Parmi les textes de ce tome VIII l’un d’eux m’a particulièrement intéressé. Il s’agit de la procédure de paiement à Colin Maugier, franc archer, de 4 livres et 10 sols pour un voyage de Carentan au château de Vaujours à Château-la-Vallière (37). Un accusé de réception signé le 16 août 1473 par Jehan sire de Bueil comte de Sancerre sert de justificatif au paiement effectué le 24 août suivant par Denis Cadot receveur de la vicomté de Carentan.

A travers ces documents on apprend énormément de choses. D’abord la durée du voyage : il est à Vaujours le 16 août et à Carentan le 24. En supposant qu’il se soit présenté au siège de la vicomté pour être payé dès son retour cela ferait des étapes journalières de 37 kilomètres.

Ensuite qui est ce sire de Bueil ? Il s’agit d’un capitaine de Charles VII qui a contribué à la reconquête de la Normandie et dont le Roi avait fait un capitaine de Cherbourg avant de lui donner l’exercice de la vicomté de Carentan en l’autorisant à la subdéléguer à une personne compétente et à résider sur ses terres qui ne sont pas normandes.

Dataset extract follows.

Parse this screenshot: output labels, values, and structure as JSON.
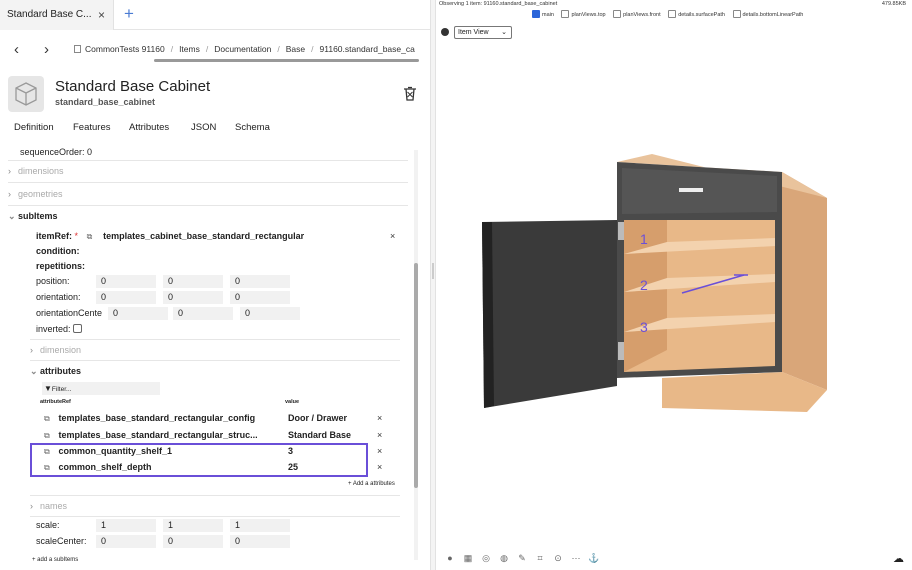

Alors maintenant, venons en à la mission. Il s’agissait de convoyer de Normandie en Touraine des oiseaux habitués aux marais du Cotentin : cest assavoir 3 butoreaux dont en y a ung nommé Courbe lequel est noir sur le doux, deux turblez, ung cormoraige, et l’ung des trublez morts, une grue vive trois gourmaux dont en est ung nommé Canya, une benesque grise de mer, une sygoigne noire, trois egrettes nines, et a apporté les pieds et ailles d’une autre egrette qu’il dit estre morte en chemin, et est en som(m)e seize oaiseaux lesquels Denis Cadot nous a envoiez par led. Maugier.

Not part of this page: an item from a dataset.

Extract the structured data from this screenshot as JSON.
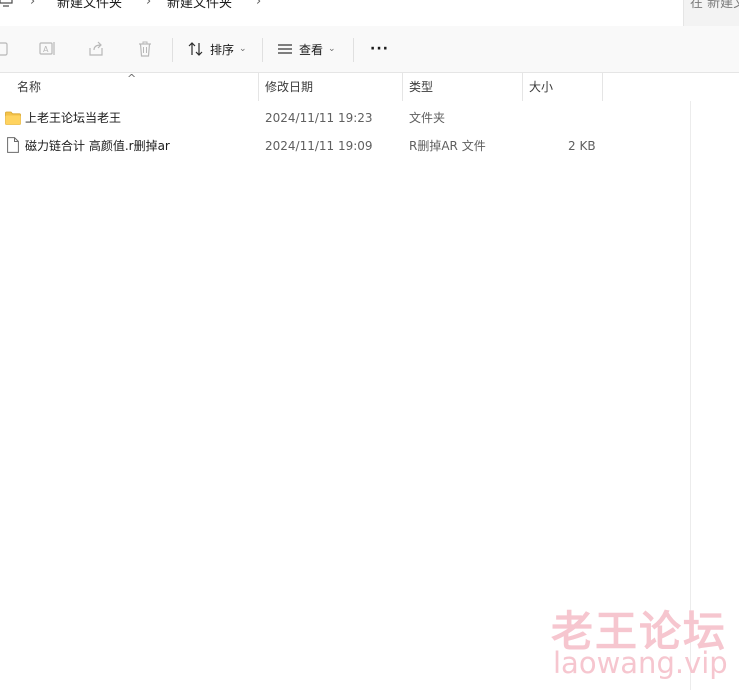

A quoi pouvaient bien servir de tels oiseaux ? Dans un premier temps j’ai pensé à la table du seigneur puisqu’à l’époque on consommait des oiseaux qu’on ne mange plus aujourd’hui : paons, hérons, etc... Il fallait donc qu’ils arrivent vivants pour être consommés frais. Le fait que deux aigrettes soient mortes en chemin et que la preuve en soit apportée avec la livraison des pattes n’est pas surprenante car les oiseaux ont du être payés départ de Normandie. Mais en cherchant des informations sur le château de Vaujours aujourd’hui en ruines, j’ai trouvé une vue cavalière reconstituant la forteresse à l’époque de notre affaire . Elle est entièrement entourée non pas de douves mais d’un réseau complet de pièces d’eau et d’étangs. Bueil connaît bien la faune de « sa» vicomté de Carentan, fait capturer ces oiseaux et se les fait livrer pour son château.